Traduction italienne d'Andrea Arrivabene (1547) - Texte Complet

En 1547, les presses vénitiennes d'Andrea Arrivabene publient L'Alcorano di Macometto. Cet événement marque une rupture historique : pour la première fois, le texte sacré de l'islam est imprimé dans une langue vernaculaire européenne. Ce livre ouvre une fenêtre inédite sur l'Orient pour le grand public lettré de la Renaissance, s'affranchissant définitivement du monopole savant de la langue latine.

Venise, carrefour des mondes et capitale de l'imprimerie

Au milieu du XVIe siècle, la puissante République de Venise s'impose comme le pôle éditorial le plus effervescent d'Europe, jouant un rôle de passerelle naturelle entre l'Occident chrétien et l'Orient ottoman.

Le bouillonnement culturel de la Sérénissime

L'odeur de l'encre fraîche et du papier humide imprègne les étroites ruelles entourant la place Saint-Marc. Les navires marchands ne rapportent pas seulement des soieries et des épices d'Orient, mais aussi des récits de voyageurs et une curiosité intellectuelle grandissante. C'est dans ce climat prospère qu'Arrivabene, un éditeur audacieux, perçoit le potentiel commercial et culturel de publier le livre saint des musulmans. Son initiative s'inscrit dans la continuité de l'histoire des premières traductions coraniques du VIIe au XVIIe siècle, en lui donnant toutefois une portée de diffusion inégalée grâce à la typographie moderne.

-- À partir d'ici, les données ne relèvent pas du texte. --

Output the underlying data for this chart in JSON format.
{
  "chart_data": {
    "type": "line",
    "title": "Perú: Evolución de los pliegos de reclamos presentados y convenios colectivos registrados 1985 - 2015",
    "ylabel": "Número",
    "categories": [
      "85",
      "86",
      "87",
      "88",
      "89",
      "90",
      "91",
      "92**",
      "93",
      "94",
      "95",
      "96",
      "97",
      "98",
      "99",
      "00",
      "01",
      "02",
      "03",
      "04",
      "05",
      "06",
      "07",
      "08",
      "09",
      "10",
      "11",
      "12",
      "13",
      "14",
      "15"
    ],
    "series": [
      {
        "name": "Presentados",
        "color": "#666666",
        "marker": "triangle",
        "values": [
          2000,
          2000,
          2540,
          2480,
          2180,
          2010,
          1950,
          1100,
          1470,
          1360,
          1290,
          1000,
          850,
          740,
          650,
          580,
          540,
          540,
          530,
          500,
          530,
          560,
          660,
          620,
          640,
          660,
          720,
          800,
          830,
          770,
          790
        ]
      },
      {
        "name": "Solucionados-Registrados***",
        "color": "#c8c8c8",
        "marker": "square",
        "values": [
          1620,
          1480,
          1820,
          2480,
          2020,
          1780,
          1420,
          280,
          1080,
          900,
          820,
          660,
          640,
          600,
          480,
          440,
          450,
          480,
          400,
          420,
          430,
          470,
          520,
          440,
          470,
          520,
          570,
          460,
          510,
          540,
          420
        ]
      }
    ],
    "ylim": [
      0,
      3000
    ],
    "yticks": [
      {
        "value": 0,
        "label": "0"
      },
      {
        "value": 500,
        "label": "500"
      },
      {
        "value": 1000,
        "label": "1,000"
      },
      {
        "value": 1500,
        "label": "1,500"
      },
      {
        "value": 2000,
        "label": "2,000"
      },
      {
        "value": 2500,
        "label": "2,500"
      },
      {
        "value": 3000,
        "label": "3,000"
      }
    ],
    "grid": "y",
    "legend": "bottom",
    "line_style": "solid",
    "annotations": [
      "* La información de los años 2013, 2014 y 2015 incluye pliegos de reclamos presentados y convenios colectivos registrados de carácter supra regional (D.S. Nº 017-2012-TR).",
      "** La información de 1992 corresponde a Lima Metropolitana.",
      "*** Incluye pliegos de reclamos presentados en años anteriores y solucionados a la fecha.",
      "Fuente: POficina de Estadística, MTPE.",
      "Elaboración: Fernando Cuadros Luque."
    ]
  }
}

Une réponse aux bouleversements théologiques

L'Europe de l'époque est profondément fracturée par la Réforme protestante. Dans ce tumulte de remises en question religieuses, comprendre l'islam devient un enjeu à la fois apologétique, politique et intellectuel. Rendre le texte accessible au plus grand nombre est perçu comme une nécessité pour débattre des fondements d'un Empire ottoman alors à son apogée militaire et culturel.

Les sources et la méthode : une traduction de seconde main

Malgré l'audace de l'entreprise, le texte italien publié par Arrivabene n'est pas le fruit d'une étude philologique directe menée par des orientalistes au contact des sources originales.

L'ombre des pionniers latins

L'éditeur vénitien, tout comme le traducteur resté anonyme qu'il a mandaté, ne maîtrise ni l'arabe ni les sublimes complexités de la langue arabe coranique. Au lieu de repartir d'un manuscrit original, le projet toscan s'appuie presque exclusivement sur l'ouvrage colossal édité par Theodor Bibliander en 1543, qui avait bravé la censure pour faire imprimer le texte à Bâle quelques années auparavant.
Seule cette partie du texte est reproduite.